What is a HELOC?
Let’s talk a little about what a HELOC is and how/when it can be useful. First, a definition of some terms:
HELOC: a home equity line of credit
Equity: your home’s current value minus the amount you owe on the mortgage
Variable interest rate: a rate that changes based on the Fed’s prime rate
A HELOC (home equity line of credit) is “potential” money. The idea is that, based on the amount of equity you have in your current home (see definition above), you can secure the ability to borrow up to a certain amount, using the equity you have in your home as collateral. While you need to speak to your lender about your specific situation, one example might be:
Your home is worth $800,000. You still have $500,000 left on your loan from when you purchased the house. The bank may only want your total loan + HELOC amount to remain under 80%. So 80% of $800,000 would be $640,000. You already owe the bank $500,000. So they would probably (again, this is just an example; every scenario is individual) allow you to secure a HELOC of up to $140,000.
Pay interest only on what you use
The nice thing about a HELOC is that if you don’t actually borrow any of that money, you pay no interest on it. If you do (let’s say you take $50,000 to remodel your kitchen), you make a monthly interest-only payment on just the $50,000. So, different than a conventional mortgage, you are NOT paying off any principal unless you choose to. The requirement is only that you pay the interest. At what rate? At whatever the current rate is, and it fluctuates. So, again, dissimilar from a fixed rate mortgage, your payment is NOT the same every month. Not only are you only paying interest, but you are paying it at a variable rate.
When should you consider getting a HELOC?
- Before you need it–it takes around 3-4 weeks to get the paperwork done and once you have it, again, unless you actually borrow against it, it doesn’t cost you anything.
- When your property value is at its highest–remember, the amount of the HELOC is based on the value of the home at the time you apply for it, so when property values are high, you stand to have access to the highest amount of money to borrow if you need it. So if you secure the HELOC today, when your property is worth $800,000, even if next year, it’s only worth $700,000 (and value is based on the bank’s appraisal software’s valuation), the amount you can borrow does NOT decrease.
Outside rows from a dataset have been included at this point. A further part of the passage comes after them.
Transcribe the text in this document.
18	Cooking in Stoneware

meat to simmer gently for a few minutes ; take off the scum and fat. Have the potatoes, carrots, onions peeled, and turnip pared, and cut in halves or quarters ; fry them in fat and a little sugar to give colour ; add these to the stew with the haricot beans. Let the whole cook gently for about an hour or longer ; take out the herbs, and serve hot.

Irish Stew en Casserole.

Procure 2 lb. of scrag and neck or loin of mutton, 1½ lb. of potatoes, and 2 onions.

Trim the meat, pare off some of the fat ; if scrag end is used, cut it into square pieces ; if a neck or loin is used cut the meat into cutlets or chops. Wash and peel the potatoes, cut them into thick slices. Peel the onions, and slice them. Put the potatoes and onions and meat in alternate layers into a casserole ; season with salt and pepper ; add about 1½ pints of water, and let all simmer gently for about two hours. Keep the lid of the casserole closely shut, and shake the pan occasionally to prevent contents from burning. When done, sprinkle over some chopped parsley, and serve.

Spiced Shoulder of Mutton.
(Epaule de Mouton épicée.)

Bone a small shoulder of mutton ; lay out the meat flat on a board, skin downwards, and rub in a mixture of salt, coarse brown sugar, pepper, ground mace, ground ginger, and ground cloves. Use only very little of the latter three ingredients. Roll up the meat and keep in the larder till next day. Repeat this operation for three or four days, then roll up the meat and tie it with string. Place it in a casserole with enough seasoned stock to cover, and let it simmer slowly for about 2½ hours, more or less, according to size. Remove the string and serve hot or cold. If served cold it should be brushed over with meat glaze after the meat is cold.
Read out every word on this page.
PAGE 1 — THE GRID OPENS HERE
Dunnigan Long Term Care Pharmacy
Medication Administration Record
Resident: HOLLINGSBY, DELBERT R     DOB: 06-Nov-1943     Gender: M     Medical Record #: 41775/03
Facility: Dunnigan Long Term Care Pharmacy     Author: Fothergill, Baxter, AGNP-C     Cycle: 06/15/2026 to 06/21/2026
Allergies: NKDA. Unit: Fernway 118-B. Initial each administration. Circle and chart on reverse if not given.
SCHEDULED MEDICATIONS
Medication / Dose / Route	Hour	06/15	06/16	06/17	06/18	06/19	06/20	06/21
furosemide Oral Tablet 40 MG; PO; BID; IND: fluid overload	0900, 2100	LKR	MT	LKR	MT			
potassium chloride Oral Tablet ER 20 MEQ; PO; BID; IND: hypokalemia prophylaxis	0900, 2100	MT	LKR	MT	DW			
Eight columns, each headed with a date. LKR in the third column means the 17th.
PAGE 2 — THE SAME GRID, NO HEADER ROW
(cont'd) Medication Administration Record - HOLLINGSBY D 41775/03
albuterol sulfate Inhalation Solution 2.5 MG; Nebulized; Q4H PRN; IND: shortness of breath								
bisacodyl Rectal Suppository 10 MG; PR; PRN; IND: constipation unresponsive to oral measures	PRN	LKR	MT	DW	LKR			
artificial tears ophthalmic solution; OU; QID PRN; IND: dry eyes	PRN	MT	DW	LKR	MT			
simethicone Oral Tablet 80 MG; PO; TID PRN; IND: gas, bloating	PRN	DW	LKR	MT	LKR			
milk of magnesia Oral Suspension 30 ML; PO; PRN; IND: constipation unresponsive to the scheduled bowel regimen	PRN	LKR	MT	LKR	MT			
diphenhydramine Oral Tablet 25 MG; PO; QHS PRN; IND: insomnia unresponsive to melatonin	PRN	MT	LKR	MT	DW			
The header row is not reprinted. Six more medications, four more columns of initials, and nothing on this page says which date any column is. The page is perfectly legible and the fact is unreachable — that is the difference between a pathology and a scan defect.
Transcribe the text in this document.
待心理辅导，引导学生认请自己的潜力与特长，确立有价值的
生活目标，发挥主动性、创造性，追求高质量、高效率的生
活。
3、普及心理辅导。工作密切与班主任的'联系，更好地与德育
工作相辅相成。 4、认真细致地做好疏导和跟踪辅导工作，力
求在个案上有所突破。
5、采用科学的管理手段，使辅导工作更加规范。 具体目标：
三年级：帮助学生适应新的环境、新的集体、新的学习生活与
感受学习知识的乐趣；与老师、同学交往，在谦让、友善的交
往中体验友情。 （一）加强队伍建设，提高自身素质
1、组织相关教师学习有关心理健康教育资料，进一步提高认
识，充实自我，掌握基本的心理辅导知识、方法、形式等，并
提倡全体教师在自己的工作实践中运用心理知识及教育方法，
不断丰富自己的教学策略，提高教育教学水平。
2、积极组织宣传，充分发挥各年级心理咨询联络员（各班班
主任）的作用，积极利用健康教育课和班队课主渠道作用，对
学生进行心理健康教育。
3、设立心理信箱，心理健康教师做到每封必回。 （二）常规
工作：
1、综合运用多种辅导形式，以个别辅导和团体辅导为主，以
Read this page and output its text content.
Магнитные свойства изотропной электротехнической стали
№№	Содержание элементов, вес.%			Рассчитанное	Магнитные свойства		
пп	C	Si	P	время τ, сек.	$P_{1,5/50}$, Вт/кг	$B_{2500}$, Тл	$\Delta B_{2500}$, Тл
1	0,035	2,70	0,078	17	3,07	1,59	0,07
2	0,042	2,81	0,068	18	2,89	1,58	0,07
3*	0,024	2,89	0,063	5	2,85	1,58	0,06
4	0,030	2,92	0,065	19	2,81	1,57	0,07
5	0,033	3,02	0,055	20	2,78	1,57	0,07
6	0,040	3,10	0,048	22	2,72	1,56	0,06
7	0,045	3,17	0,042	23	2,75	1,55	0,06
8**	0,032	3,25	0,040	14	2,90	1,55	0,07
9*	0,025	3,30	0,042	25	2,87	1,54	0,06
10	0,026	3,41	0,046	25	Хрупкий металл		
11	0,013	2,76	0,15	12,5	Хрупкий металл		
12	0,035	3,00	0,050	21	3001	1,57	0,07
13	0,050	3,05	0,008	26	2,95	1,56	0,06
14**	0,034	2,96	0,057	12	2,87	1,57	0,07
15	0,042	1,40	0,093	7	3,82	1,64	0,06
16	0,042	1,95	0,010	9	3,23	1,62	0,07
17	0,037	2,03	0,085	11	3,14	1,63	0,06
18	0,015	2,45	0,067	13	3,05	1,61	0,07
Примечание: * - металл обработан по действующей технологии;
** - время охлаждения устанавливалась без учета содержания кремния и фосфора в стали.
What can you use HELOC money for?
You can use these funds for anything. It’s basically like a checking account. You could pay your kid’s college tuition one semester if your income falls a bit short. You can use it to purchase a car, or repave your driveway. So while you can use if for anything you want, write those checks after careful reflection. You will not only have to pay interest on whatever you use, but, of course, you eventually have to pay that money back (and, if you haven’t paid it back prior to selling your home, you must pay it back when you sell).
If you have a good deal of equity in their current home and are trying to buy another home, you may want to discuss with your lender whether it makes sense to use HELOC funds to help with the cash portion of the purchase. It’s possible that doing so could reduce the amount you need to borrow, which can make your interest payment more manageable. Just keep in mind that you would need to pay that money back upon the sale of your current home.
HELOCs are best looked at as emergency money or a “rainy day fund”. When the house’s value is high (and when you have a reasonable amount of equity), it may just make sense to apply for one “just in case”. Remember, if you never use it, there’s no fee, interest or penalty.
What are the potential negatives of using a HELOC?
- With a variable interest rate, you can’t predict how much you’ll need to pay every month for the interest accrued for whatever amount you’ve actually used.
- Just like with any loan, you need to be sure you can pay it back. If you are planning to sell your home, be sure to estimate your proceeds conservatively and earmark what is needed to pay the HELOC off. If, though, you are not planning to sell, make sure that you have the means to eventually pay off whatever amount you’ve used.